I have been digging out forsythia roots all weekend, and while pulling out one I came across a plastic corrugated hose in the ground. I dug around until the whole thing pulled out.

While exploring nearby, I also came across a smooth black hose sticking out of the ground.

I have lived here almost a year and have never come across these (they were hidden in the thick forsythia bushes).

Any ideas what they could be??


----------



## allthumbsdiy (Jul 15, 2012)

I wonder if that could be used for a sump pump drain or something like that?

Can you zoom out and take a picture of the house in relation to your pipe that is sticking out from the ground?


----------



## thinksincode (Nov 26, 2011)

There is a sump pump, but it's on the opposite corner of the house.
Here is a wider angle picture per your request:


----------



## Canarywood1 (May 5, 2012)

Maybe a rube goldberg irrigation system of the previous owner.


----------



## r.mills (Jan 11, 2012)

That is sump hose. Maybee sump was relocated at some point. I know lots of people who bury sump discharge lines. Although I wouldn't use a hose I would run heat taped abs if you have freezing winters.

I can almost guarantee that was a sump discharge. I just bought that exact hose for my sump pump for a drainage issue in my back yard.


----------



## wnewman (Jul 20, 2012)

*Hoses*

Whatever they are, as long as they are both coming 'out' of the ground and they are both open-ended, they are no longer used for anything. The easiest thing to do would be to cut them off a little under ground level and forget about them.

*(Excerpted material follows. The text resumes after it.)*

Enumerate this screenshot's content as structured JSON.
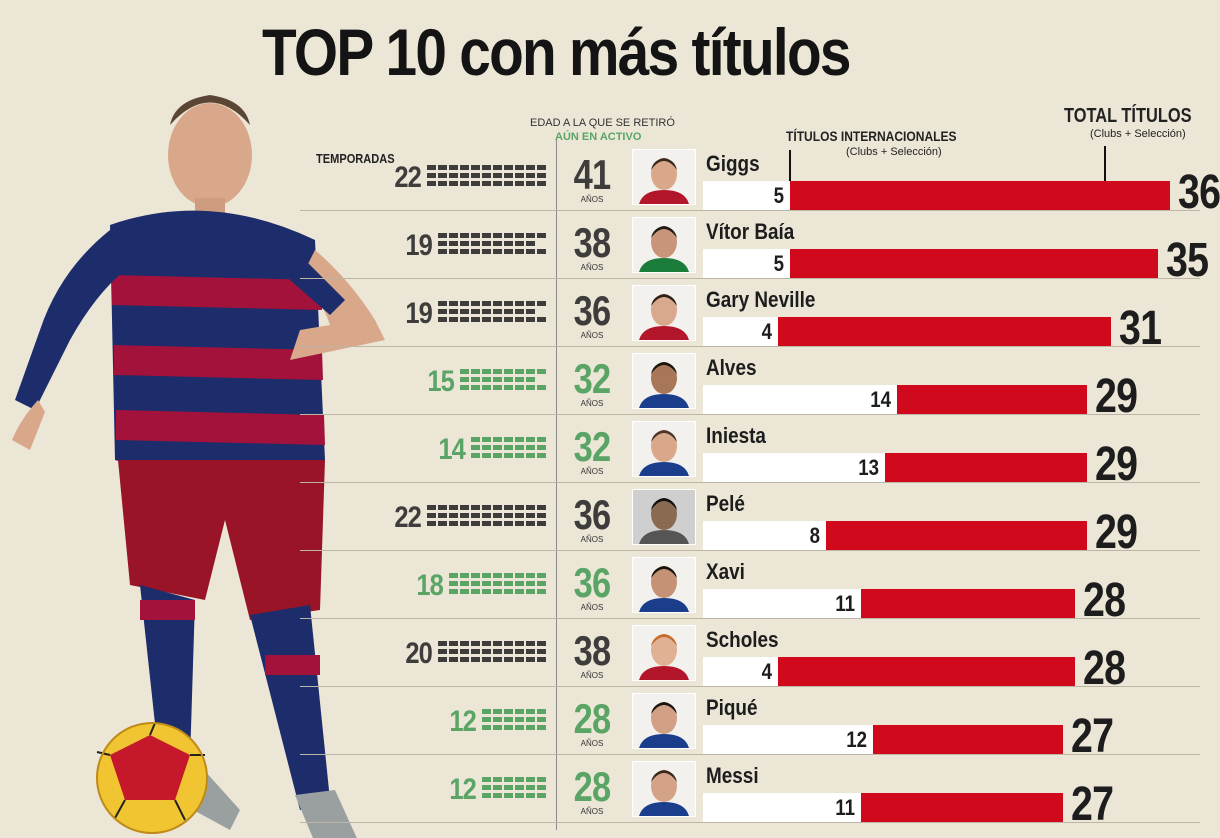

Another though would be to stick your garden hose in each one and see if you can find the water running out somewhere around your property. That would show you that they are drain hoses and drain somewhere. Then you know for sure what they are.

A corrogated hose is almost always a drain, I gree with others that it's probably from an old sump, or possibly a separate drain for something. I bought a house years ago where the people hooked up their washing machine discharge water to the same type of hose, and drained it along the ground into the adjacent farmer's field. Completly wrong, but that's what they did. If you ever have wet basement probelms, it could be a secondary drain hose that was only used as a second system to the sump pump on very rainy days. It would make sense they would cut it and hide it before you bought the house. They wouldn't want you to know about it.

The smooth black hose could be anything but usually smooth hoses like that are used to draw water, not drain it.

Who knows? Like I said, if you really want to know where they go, fill them with the garden hose, wait a while, and walk around and look.


----------



## wnewman (Jul 20, 2012)

*Drain*

Looking at the larger photo one more time, it looks like the house is up higher than the street and the hose is pointed in the perfect direction to be going down to the street.

I'll bet that's what it is, either the original drain for basement water, or a secondary drain for when the first sump pump can't keep up and he didn't want you to see it, so he cut it.

Do you think you've got water problems in the basement?


----------



## haganjp (Sep 26, 2012)

The corrugated hose is known as "bilge pump hose", usually found in boating supply stores.


----------



## Canarywood1 (May 5, 2012)

haganjp said:


> The corrugated hose is known as "bilge pump hose", usually found in boating supply stores.


 

And some people will use anything close at hand to either draw water or discharge water,so heaven only knows what it was intended for.


----------